Dramatically accelerates reporting and fuels business expansion
Adaptive Insights, the leader in cloud corporate performance management (CPM), today announced that Eaton Towers, a leading independent telecom tower company in Africa, has implemented Adaptive Insights’ software to consolidate financials across seven countries, transforming its financial reporting and driving business expansion. The software deployment enabled Eaton Towers to accelerate its monthly reporting by 100 percent and facilitated its raise of $350 million in equity funding last year, which was critical to the company’s expansion from three to six markets in less than a year.
Eaton Towers has set out on a bold mission to help bring affordable mobile communications to Africa. With 5,000 towers in seven African countries, it has the most diversified geographical tower portfolio on the continent.
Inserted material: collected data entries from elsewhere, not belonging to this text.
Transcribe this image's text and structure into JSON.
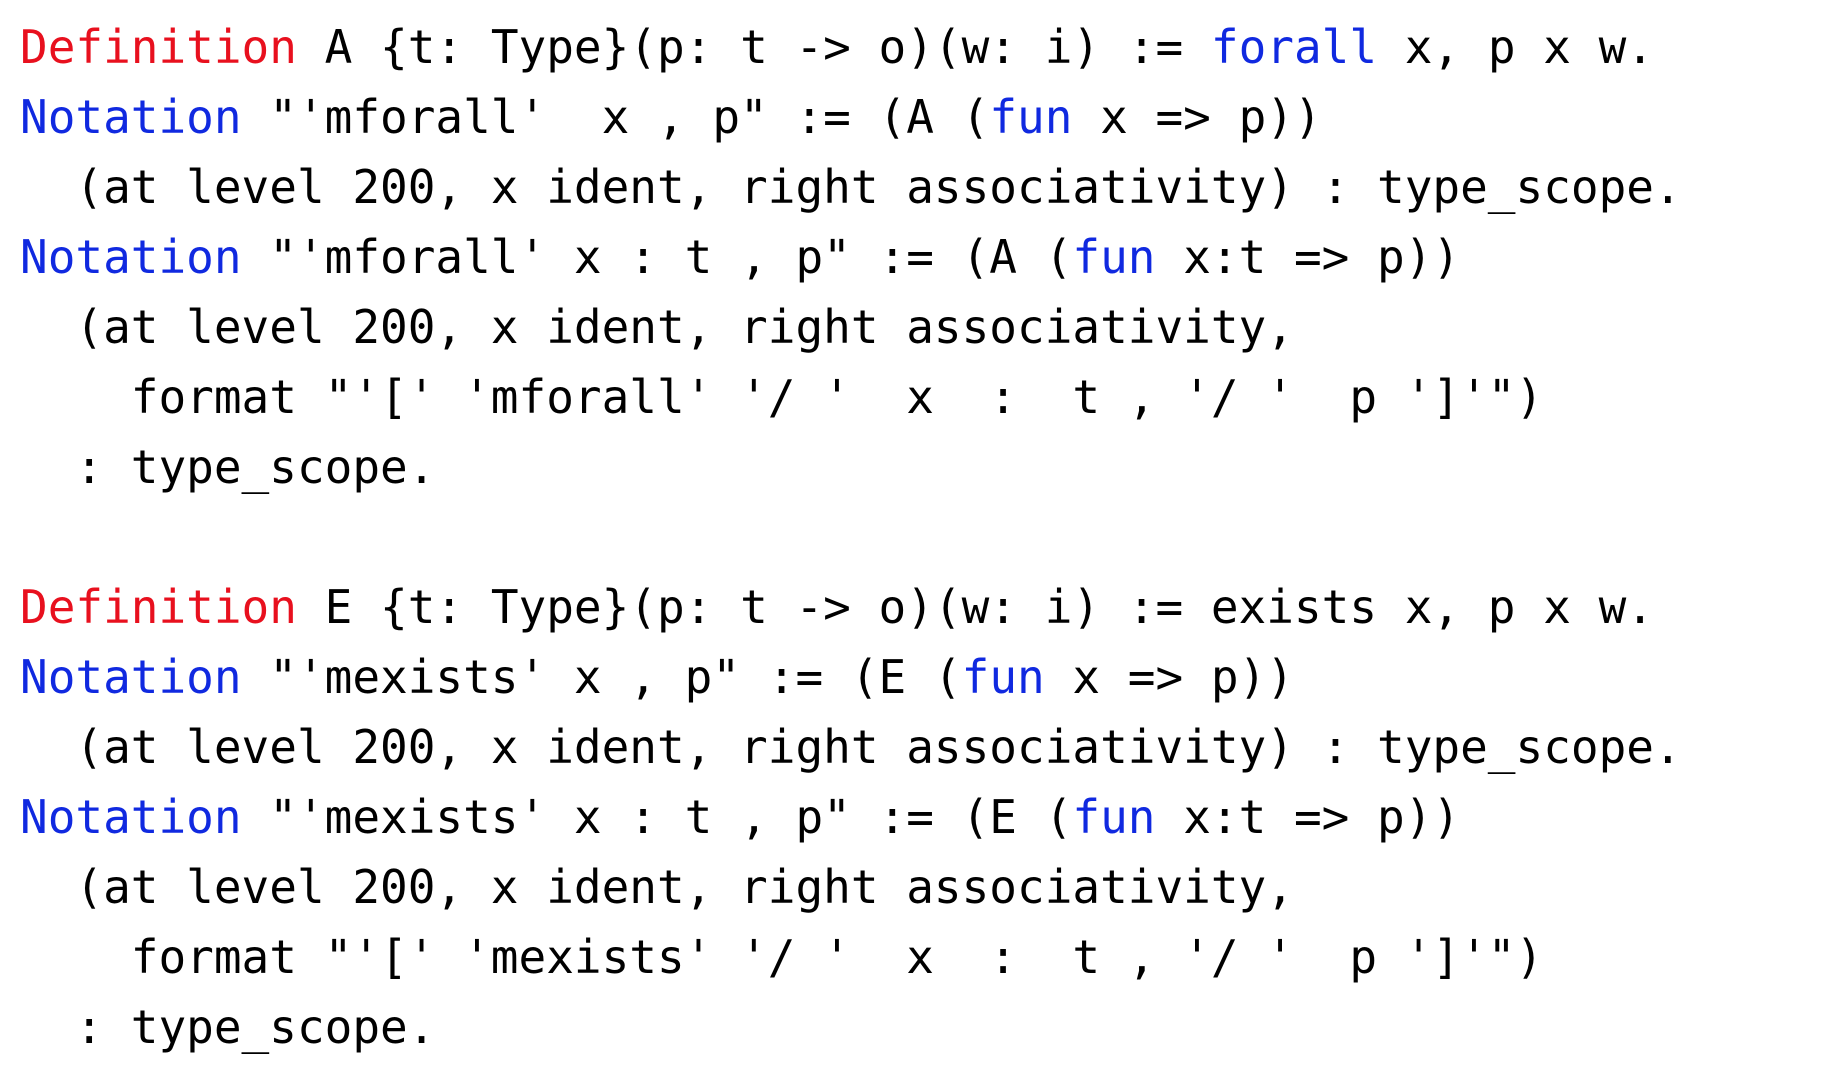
{
  "colors": {
    "definition_keyword": "#e8101e",
    "blue_keyword": "#1029e0",
    "text": "#000000",
    "background": "#ffffff"
  },
  "lines": [
    {
      "segments": [
        {
          "text": "Definition",
          "style": "red"
        },
        {
          "text": " A {t: Type}(p: t -> o)(w: i) := ",
          "style": "plain"
        },
        {
          "text": "forall",
          "style": "blue"
        },
        {
          "text": " x, p x w.",
          "style": "plain"
        }
      ]
    },
    {
      "segments": [
        {
          "text": "Notation",
          "style": "blue"
        },
        {
          "text": " \"'mforall'  x , p\" := (A (",
          "style": "plain"
        },
        {
          "text": "fun",
          "style": "blue"
        },
        {
          "text": " x => p))",
          "style": "plain"
        }
      ]
    },
    {
      "segments": [
        {
          "text": "  (at level 200, x ident, right associativity) : type_scope.",
          "style": "plain"
        }
      ]
    },
    {
      "segments": [
        {
          "text": "Notation",
          "style": "blue"
        },
        {
          "text": " \"'mforall' x : t , p\" := (A (",
          "style": "plain"
        },
        {
          "text": "fun",
          "style": "blue"
        },
        {
          "text": " x:t => p))",
          "style": "plain"
        }
      ]
    },
    {
      "segments": [
        {
          "text": "  (at level 200, x ident, right associativity,",
          "style": "plain"
        }
      ]
    },
    {
      "segments": [
        {
          "text": "    format \"'[' 'mforall' '/ '  x  :  t , '/ '  p ']'\")",
          "style": "plain"
        }
      ]
    },
    {
      "segments": [
        {
          "text": "  : type_scope.",
          "style": "plain"
        }
      ]
    },
    {
      "segments": []
    },
    {
      "segments": [
        {
          "text": "Definition",
          "style": "red"
        },
        {
          "text": " E {t: Type}(p: t -> o)(w: i) := exists x, p x w.",
          "style": "plain"
        }
      ]
    },
    {
      "segments": [
        {
          "text": "Notation",
          "style": "blue"
        },
        {
          "text": " \"'mexists' x , p\" := (E (",
          "style": "plain"
        },
        {
          "text": "fun",
          "style": "blue"
        },
        {
          "text": " x => p))",
          "style": "plain"
        }
      ]
    },
    {
      "segments": [
        {
          "text": "  (at level 200, x ident, right associativity) : type_scope.",
          "style": "plain"
        }
      ]
    },
    {
      "segments": [
        {
          "text": "Notation",
          "style": "blue"
        },
        {
          "text": " \"'mexists' x : t , p\" := (E (",
          "style": "plain"
        },
        {
          "text": "fun",
          "style": "blue"
        },
        {
          "text": " x:t => p))",
          "style": "plain"
        }
      ]
    },
    {
      "segments": [
        {
          "text": "  (at level 200, x ident, right associativity,",
          "style": "plain"
        }
      ]
    },
    {
      "segments": [
        {
          "text": "    format \"'[' 'mexists' '/ '  x  :  t , '/ '  p ']'\")",
          "style": "plain"
        }
      ]
    },
    {
      "segments": [
        {
          "text": "  : type_scope.",
          "style": "plain"
        }
      ]
    }
  ]
}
The company deployed Adaptive Consolidation, part of the Adaptive Suite, to give it visibility into the performance of each region, and Adaptive OfficeConnect, to allow easy, professional reporting of that performance to both current and potential investors.
“The delivery of affordable mobile communications requires that we carefully manage our own financial performance and our expenses,” said Peter Cannan, group financial controller. “At the same time, we are on a fast growth trajectory and needed software that I could set up myself and would be easily understood by our users with very little training. Adaptive Insights software fit the bill, and today we are rolling up and reporting on substantial amounts of data—sometimes with the simple click of a button.”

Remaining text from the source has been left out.